Averages

Karinya
Tim And Vicki Schofield, Captain Cal 7 and Jess 4
Sat 27 Nov 2010 09:49
20.02n 25.10w

For those of you who are not sailors, we should be sailing (under sail) in
the "guaranteed" trade winds.
In between bouts of sanity I have consulted the pilot charts. What these
are, are the wind direction/speed/calms etc recorded by sailors since the
beginning of time. Well close enough, you get the picture. Now if you look
at November pilot charts you will see that 66% of the time the wind should
be NE at 20 kts, North 18% East 15% and the other 1% NE, SE, S,W, NW. There
is also a chance of 1 calm day (no wind day). These are fantastic figures
and sailors have counted on these averages for centuries.
Now the problem with averages is:
IT'S LIKE HAVING 1 FOOT IN A BUCKET OF ICE AT -45 THE OTHER FOOT IN A BUCKET
OF HOT WATER AT + 80. IT WONT BE VERY COMFORTABLE BUT ......THE AVERAGE IS A
VERY PLEASANT 35 DEGREES

So what's happened out here is a matter of survival, if you look on the ARC
website the Average time of arrival in St Lucia (yes that word again) is
late Dec/early Jan! The 1 calm day in November has happened, the wind has
generally been from the N and E side but so light you can hardly sail it.
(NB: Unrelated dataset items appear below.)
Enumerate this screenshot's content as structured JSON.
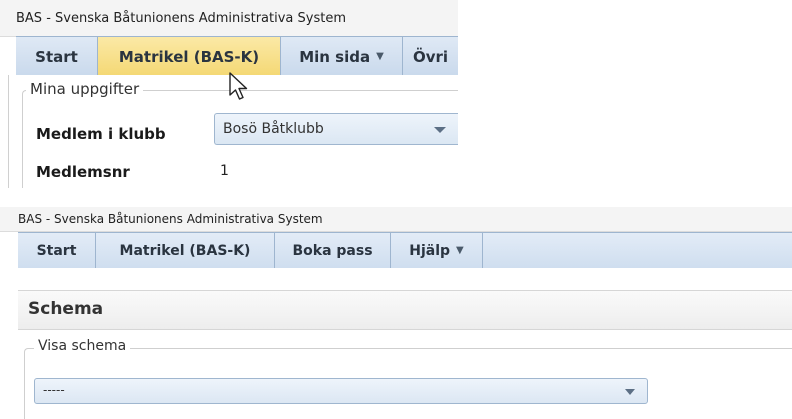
{
  "screen1": {
    "app_title": "BAS - Svenska Båtunionens Administrativa System",
    "menu": [
      {
        "label": "Start"
      },
      {
        "label": "Matrikel (BAS-K)"
      },
      {
        "label": "Min sida"
      },
      {
        "label": "Övri"
      }
    ],
    "fieldset_legend": "Mina uppgifter",
    "form": {
      "club_label": "Medlem i klubb",
      "club_value": "Bosö Båtklubb",
      "member_no_label": "Medlemsnr",
      "member_no_value": "1"
    }
  },
  "screen2": {
    "app_title": "BAS - Svenska Båtunionens Administrativa System",
    "menu": [
      {
        "label": "Start"
      },
      {
        "label": "Matrikel (BAS-K)"
      },
      {
        "label": "Boka pass"
      },
      {
        "label": "Hjälp"
      }
    ],
    "page_title": "Schema",
    "fieldset_legend": "Visa schema",
    "select_value": "-----"
  },
  "colors": {
    "menubar": "#cfdeef",
    "active_menu": "#f4d874",
    "border": "#9eb5cf"
  },
  "icons": [
    "chevron-down-icon",
    "mouse-pointer-icon"
  ]
}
So
back to that word average, if we want to keep the stats going, it's got to
blow about 100kts for the rest of this month (thats not a good thing by the
way). From the weather forecast it looks like the wind speed will pick up to
about 30kts, but from the SE which shares 1% of the time with 4 other
directions.
Now the problem with this (not that anyone is complaining) that's the way we
going!!!

Quite a few boats have pulled into...or going to pull into Cape Verde to get
more diesel so they can make it across. Others like us are motoring on 1
engine to try preserve fuel in case the winds don't come. Others are sitting
and bobbing hence the ETA being January for a lot.
Yes the racing boats took the high latitudes and seem to be doing ok, but in
the trades its despair.

As far as we concerned the Race is over, its now a matter of balancing
speed, diesel, direction and wind to get to St Lucia this year. We should
arrive around the 12th of December, but that may be the glass half full!